Jeff Huang Team : Web Design Tags : Technology

Peter Wildman-Modulate a thousand times more

Jeff Huang Team : Web Design Tags : Technology


Check out the code poetry and run it in browser: http://www.codepomofo.com/

long theTime;

color beBlue = color(0, 0, 253);
long forNow;
color beGreen = color(0, 255, 0);
color theBleedingRed = color(255, 0, 0);

long more = 2;
long foreverInAMoment;

void setup() {
background(0);
size(1000, 1000);
theTime = 1000 * more;
}

void draw() {
for(long ingTheTime =
foreverInAMoment;
theTime > 0;
theTime --) {

set(int
(random
(int
(theTime),
(int
(foreverInAMoment))),
222, theBleedingRed);

}

set(1+1+1+ int
(random
(1,1*1*1000+more)),
int
(theTime +
(random
(1+2,1000+more)
)),

2+beBlue);

set(int
(foreverInAMoment) + int
(random
(1,1000)),
int
(theTime +
int
(random
(1+2,1000+more)
)),

2+beGreen);

for(int
thisMoment = 2; beGreen > 2 % 1000*more;

//still

thisMoment++){
}

}


We had a party in our werehouse last week and people somehow was showing their stuff and sharing ideas. “Modulate a thousand times more”, one of the code poetry series from Peter Wildman intrigues me the most, maybe it’s somewhat relevant to me as a front-end developer. I requested an interview with him to dig into his idea.

Who are you and what have you been doing?

I am Peter Wildman and I’ve been making computer code recently, and what I’ve been doing is writing poetry. So I’ve been kind of making code poetry.

Code poetry, can you explain that?

Ok well, for me, there’s a lot of different kind of poetries for me personally. For me I like to write code. So I write a computer program that will execute or function like a piece of software that just create visuals and generates graphics from it. So I take the computer code, but I also take it and think about how I can create a poem by reading the code itself. So there will be some interpretations in that process. For example, I can read a symbol like “=”, I can read it like it says “as something…”, so this is something else. Or I can say it’s “in something”. For example “Long the time the color be blue to long for now, the color be green”, if the color be green is me interpreting the equals something is something else. So I try to translate into English language and think about computer code and symbols as poetry. So I when I write the computer program that is a poem that I read, it also runs through the computer programing create a visual from the exact the same code that I treat as a poem. So it’s kind of 2 things going on there.

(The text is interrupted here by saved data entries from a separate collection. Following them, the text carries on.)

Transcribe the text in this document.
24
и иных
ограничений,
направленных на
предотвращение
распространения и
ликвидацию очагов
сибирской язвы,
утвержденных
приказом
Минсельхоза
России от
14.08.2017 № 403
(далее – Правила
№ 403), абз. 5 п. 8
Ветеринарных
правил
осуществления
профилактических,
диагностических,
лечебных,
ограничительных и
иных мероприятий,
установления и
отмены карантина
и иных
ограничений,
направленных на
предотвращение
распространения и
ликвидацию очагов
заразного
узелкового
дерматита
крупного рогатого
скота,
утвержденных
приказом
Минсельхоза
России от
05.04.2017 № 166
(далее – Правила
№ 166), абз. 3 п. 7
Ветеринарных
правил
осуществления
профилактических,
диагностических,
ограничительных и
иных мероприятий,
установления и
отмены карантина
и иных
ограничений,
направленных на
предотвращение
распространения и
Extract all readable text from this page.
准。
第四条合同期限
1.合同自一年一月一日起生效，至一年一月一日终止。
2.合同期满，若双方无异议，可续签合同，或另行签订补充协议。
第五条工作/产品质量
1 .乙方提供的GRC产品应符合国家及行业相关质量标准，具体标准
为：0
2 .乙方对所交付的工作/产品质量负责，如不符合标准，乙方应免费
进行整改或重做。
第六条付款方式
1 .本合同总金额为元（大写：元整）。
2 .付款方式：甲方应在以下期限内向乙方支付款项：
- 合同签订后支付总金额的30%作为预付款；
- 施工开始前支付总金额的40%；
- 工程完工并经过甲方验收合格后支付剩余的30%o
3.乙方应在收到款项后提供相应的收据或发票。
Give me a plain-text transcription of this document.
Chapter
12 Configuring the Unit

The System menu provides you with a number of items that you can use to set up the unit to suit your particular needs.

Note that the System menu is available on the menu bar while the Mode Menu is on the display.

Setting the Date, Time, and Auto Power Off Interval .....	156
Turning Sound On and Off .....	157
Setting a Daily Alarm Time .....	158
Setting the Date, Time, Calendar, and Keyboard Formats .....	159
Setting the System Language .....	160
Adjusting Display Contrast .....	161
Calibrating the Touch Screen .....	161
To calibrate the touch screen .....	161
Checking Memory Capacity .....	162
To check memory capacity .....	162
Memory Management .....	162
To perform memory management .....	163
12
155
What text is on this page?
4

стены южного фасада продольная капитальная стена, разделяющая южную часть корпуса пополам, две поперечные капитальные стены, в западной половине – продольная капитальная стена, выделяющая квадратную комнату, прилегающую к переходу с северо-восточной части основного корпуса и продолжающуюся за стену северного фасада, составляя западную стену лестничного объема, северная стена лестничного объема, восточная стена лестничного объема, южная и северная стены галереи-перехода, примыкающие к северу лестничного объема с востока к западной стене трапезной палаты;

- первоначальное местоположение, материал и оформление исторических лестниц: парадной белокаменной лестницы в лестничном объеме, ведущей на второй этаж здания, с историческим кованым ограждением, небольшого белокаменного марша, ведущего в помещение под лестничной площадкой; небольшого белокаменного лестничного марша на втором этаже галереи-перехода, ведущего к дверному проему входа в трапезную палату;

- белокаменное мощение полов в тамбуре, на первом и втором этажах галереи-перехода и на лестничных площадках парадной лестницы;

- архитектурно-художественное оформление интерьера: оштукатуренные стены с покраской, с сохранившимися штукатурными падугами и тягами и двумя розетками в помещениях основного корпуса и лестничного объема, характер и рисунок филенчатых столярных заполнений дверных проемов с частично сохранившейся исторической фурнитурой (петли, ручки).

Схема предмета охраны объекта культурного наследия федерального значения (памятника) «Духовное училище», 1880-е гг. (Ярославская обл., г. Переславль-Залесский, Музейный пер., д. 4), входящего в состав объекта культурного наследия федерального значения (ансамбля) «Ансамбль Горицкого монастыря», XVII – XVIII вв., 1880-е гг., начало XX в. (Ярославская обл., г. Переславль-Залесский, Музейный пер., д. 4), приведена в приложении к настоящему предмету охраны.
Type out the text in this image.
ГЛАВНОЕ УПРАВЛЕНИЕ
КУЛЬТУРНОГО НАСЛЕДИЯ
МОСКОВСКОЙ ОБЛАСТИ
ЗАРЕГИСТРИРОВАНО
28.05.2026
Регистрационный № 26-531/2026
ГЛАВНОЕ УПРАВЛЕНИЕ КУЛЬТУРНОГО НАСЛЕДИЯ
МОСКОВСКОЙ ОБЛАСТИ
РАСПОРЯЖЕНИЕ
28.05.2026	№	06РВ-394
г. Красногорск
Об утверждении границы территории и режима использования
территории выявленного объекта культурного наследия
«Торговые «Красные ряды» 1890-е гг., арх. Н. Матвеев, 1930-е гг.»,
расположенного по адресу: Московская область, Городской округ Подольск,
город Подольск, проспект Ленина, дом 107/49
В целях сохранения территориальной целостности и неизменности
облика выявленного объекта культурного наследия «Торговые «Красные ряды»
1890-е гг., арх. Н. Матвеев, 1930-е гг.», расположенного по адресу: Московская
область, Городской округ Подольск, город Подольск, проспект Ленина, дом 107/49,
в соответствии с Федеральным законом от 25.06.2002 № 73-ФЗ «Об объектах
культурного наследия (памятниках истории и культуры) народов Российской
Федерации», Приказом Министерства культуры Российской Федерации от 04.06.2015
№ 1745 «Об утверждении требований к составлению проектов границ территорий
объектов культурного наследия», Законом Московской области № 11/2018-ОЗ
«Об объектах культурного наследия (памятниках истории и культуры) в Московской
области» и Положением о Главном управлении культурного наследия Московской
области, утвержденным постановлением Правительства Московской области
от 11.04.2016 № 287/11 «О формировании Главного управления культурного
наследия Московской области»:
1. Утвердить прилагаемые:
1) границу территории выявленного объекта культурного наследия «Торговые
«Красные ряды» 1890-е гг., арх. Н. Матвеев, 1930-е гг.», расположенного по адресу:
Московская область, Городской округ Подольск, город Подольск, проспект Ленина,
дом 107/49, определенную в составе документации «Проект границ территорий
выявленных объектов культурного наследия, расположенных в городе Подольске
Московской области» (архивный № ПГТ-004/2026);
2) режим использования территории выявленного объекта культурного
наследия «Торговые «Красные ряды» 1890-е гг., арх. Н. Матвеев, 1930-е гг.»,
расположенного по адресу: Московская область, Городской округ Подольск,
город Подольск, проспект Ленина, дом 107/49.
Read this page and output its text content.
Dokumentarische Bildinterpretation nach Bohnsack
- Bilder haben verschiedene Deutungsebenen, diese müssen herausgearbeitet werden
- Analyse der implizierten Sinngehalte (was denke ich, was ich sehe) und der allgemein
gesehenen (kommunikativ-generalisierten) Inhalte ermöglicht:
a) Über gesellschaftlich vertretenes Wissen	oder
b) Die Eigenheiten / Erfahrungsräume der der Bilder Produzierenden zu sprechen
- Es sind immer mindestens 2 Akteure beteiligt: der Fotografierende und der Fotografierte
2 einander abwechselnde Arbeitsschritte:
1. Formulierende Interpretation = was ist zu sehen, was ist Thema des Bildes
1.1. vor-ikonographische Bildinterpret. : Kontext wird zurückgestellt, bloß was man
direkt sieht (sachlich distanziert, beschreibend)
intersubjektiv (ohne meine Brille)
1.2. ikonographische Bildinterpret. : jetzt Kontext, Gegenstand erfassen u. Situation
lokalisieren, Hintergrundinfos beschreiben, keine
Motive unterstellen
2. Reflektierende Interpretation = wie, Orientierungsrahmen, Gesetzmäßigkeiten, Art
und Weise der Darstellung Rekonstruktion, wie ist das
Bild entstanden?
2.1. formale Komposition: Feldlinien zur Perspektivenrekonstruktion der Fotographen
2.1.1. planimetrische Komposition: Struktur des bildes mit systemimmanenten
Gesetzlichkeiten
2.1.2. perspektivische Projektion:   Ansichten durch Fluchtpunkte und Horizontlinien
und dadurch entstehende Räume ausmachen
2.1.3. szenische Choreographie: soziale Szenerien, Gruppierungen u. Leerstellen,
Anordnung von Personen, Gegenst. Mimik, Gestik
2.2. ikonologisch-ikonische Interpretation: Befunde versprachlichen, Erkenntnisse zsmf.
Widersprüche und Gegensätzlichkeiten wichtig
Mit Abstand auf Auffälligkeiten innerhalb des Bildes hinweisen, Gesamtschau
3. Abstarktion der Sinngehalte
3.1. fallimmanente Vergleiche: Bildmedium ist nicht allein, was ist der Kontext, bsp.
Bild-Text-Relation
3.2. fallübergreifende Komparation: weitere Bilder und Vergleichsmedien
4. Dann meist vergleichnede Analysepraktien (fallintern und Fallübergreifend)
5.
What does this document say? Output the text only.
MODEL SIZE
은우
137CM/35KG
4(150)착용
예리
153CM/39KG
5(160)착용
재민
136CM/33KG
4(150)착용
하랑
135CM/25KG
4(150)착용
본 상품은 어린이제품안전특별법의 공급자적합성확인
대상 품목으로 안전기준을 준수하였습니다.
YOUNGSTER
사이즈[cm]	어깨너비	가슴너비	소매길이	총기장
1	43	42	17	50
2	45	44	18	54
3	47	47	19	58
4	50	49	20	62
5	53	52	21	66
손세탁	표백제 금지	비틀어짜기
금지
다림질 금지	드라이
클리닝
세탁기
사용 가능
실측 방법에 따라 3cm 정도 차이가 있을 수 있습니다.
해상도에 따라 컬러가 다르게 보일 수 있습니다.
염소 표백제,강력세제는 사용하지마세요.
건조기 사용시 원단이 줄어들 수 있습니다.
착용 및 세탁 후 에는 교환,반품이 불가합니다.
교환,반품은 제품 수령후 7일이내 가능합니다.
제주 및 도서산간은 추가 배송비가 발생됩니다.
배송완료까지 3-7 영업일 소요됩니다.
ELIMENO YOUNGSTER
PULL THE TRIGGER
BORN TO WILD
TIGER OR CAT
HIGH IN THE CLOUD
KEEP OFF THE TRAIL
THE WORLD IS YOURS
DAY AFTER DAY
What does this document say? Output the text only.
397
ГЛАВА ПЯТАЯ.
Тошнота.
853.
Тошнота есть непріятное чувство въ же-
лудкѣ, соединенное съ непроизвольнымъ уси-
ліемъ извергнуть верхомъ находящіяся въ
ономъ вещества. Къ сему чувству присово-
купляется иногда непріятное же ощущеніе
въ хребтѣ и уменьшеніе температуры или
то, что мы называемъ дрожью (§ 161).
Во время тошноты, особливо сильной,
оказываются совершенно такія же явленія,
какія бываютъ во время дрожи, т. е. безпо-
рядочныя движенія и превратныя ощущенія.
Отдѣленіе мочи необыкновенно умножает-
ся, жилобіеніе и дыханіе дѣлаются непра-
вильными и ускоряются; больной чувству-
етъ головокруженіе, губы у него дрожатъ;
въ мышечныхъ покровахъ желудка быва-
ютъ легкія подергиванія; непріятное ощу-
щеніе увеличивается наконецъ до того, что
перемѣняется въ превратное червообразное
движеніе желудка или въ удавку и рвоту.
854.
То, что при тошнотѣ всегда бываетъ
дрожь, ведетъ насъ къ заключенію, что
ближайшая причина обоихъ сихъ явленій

That’s really cool, is there anybody else doing that? And what is your inspiration from?

The other people doing code poetry, but what they create, what they execute as a code is gonna be different. And how they read the code is different. Code poetry does exists, that kind of stuff I am creating is something I found personally.

A friend of mine passed away 2 years ago. When we all sitting around with some friends, 3 or 4 of us in the backyard they were making art, painting and drawing and doing things like that to kind of, you know, hang out together and not think about it. And I am a digital artist and I have my laptop with me, and I thought well, I am going to create something too, but I feel like I need to use my computer. And then when I use my computer I thought okay, I can write some code, and that could be my process of making art in the backyards with my friends with my laptop. Then I thought - why not trying to write a poem? This was how it started. The first poem I wrote was based on the feeling of my friend passed away, and for me it was a really good process of writing a poem or writing something how it’s feeling, but the language itself and the process was so complex that I wouldn’t sounds like an idiot, I wouldn’t write a poem and rhyme every second word, you know like to express my feeling cause I was not a really good poet in English language, and I realized that when I was writing the feeling was coming out easier, I realized that was something for me that I can write in code and write a poem about my feelings, I can write code with my feelings as something. The process of writing it like that, the process of wanting it to run a program like that was complex enough that my ego wouldn’t come out too much. That’s what inspires me and something I knew I love doing it.

Have you ever tried writing poems without code?

I have, when I was a kid I would write poems or try to write poems and stuff, they’re %^&$alright for like you know a kid, but I was never really that good. Then when I get older and I tried to write it again, and I just felt I was really crap and trying to be too smart when I was writing it and I wouldn’t feel anything that wouldn’t come out too much thinking.

Recently I think I wrote a poem that I am happy with, but once again I would never call myself as a poet and I would never create anything that felt like I was coming from somewhere.